NJDEP’s letter cited failure of compliance to the orders and stated that the state agency is “disturbed by the current City Council’s continuing failures or refusals to authorize resolutions necessary to advance critical capital improvements.”

“The most recent inspection report from the NJDEP validates the charge that, time and time again, the residents of this region have been failed by the Trenton City Council and TWW,” Greenstein said. “Despite the actions of some to try and resolve these long-standing issues, it is readily apparent that a change in leadership is desperately needed.”

Benson stressed that they should not wait for another disaster before taking action.

“The safety of our residents must come first,” he said. “The NJDEP letter shows that the current operation of TWW is unacceptable, it’s time for action,” he said.

Melker said the NJDEP’s latest compliance evaluation and inspection in September is “disturbing and concerning.”

“It is now evident that an intervention is needed at a state level to ensure that TWW can fulfill their obligation to provide safe and clean drinking water to the residents throughout Mercer County in their service designation,” she said.

TWW response

Following the NJDEP’s letter, TWW Director Mark Lavenberg said on Sept. 30 that TWW has acted with full transparency in self-reporting ongoing assessments to NJDEP.

“Given that level of coordination, the letter and report issued this week unnecessarily seem like snapshots from the past,” he said. “Many areas of concern in this report are currently being or have been addressed.
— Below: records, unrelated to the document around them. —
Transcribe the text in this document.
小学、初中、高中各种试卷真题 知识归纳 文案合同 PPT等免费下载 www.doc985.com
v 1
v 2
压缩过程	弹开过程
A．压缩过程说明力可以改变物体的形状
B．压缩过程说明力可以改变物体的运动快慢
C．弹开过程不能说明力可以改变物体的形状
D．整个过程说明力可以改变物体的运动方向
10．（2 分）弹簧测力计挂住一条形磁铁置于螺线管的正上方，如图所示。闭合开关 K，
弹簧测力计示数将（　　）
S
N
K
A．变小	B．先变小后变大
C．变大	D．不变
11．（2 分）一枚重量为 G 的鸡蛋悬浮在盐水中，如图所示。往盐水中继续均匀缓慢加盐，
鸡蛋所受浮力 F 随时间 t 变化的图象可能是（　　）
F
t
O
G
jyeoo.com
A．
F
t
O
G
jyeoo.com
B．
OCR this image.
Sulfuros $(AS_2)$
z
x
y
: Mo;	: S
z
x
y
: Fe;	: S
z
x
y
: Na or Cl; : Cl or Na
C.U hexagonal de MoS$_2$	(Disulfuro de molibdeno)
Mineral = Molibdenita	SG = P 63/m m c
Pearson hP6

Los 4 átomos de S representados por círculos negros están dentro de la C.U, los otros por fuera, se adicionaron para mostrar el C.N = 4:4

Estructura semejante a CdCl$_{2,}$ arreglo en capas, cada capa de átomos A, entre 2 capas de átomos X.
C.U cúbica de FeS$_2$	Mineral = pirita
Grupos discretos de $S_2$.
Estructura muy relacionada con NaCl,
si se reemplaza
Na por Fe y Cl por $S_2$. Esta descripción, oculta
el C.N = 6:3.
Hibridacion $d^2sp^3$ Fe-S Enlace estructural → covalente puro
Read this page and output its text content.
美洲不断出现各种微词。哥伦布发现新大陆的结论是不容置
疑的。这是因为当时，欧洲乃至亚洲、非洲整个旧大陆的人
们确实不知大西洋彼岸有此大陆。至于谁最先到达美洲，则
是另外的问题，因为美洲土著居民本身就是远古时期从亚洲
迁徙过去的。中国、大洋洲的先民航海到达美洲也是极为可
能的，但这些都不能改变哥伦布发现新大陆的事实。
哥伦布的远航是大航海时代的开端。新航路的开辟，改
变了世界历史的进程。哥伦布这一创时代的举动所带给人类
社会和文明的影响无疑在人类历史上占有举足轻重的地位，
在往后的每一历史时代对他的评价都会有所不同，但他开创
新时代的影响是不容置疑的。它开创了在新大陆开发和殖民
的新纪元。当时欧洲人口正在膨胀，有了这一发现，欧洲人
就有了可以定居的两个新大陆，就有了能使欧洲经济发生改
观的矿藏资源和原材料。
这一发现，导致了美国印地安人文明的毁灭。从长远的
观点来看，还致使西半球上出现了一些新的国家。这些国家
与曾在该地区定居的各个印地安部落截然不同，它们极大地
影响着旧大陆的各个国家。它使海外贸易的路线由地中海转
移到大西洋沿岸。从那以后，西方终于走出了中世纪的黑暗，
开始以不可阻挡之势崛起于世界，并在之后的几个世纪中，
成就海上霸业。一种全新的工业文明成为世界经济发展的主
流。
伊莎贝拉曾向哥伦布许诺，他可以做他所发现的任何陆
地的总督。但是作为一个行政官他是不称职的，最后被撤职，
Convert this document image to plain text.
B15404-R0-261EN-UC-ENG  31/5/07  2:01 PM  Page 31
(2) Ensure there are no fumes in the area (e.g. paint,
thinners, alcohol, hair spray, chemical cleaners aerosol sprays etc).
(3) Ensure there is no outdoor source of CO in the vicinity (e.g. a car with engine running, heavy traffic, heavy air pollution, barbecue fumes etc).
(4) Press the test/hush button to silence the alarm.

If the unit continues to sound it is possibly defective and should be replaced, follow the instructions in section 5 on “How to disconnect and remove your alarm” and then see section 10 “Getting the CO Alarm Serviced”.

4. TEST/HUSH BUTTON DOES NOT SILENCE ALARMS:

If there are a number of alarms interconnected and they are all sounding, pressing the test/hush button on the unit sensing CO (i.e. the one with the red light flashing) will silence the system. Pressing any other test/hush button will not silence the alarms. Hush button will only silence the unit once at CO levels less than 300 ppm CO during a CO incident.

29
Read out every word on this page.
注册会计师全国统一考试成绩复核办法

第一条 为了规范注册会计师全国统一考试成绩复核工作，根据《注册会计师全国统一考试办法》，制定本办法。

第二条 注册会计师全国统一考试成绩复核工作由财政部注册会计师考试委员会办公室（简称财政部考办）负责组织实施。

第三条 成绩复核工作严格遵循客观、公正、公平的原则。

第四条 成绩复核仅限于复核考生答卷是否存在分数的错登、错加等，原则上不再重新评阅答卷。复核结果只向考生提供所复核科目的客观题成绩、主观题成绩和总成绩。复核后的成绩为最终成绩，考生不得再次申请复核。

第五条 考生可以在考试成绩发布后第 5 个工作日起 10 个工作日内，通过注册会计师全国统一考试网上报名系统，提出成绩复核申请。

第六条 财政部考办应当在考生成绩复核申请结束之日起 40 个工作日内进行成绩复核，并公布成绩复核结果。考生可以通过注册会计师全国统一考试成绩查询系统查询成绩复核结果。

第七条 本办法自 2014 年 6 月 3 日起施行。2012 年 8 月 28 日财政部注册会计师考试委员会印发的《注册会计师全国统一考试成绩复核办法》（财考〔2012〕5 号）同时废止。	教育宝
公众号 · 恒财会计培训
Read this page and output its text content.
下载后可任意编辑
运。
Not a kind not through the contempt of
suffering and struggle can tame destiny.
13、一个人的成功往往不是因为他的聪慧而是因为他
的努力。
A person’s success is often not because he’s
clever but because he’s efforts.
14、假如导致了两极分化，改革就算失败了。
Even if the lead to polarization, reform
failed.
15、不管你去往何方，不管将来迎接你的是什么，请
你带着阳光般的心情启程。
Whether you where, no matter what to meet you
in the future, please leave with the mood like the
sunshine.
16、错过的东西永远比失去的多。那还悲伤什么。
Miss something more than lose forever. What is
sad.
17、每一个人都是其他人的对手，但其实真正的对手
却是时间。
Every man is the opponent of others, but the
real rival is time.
Forward strides made by TWW are not reflected in the least in these documents.”

Lavenberg noted that the ability to correct some of the deficiencies in the letter has been diminished by City Council decisions regarding dozens of major legislative approvals for project funding and awarding of bids.

The NJDEP letter points out City Council’s rejection of a $15 million bond request as a destabilizing decision, according to Lavenberg.

“We are addressing specific requirements from NJDEP. We have been lead-compliant since 2019 and have made major upgrades, for instance the raw water intake which was a recommendation in the 1976 report quoted by NJDEP,” Lavenberg said. “We are being asked to correct nearly 50-year-old problems in four years, which included a global pandemic.”

He stressed that through all of that, TWW never once had an interruption in service.

“We want to set the record straight — our drinking water is safe — and day by day we are working to make it safer. The health of our customers and residents is our primary concern,” Lavenberg said.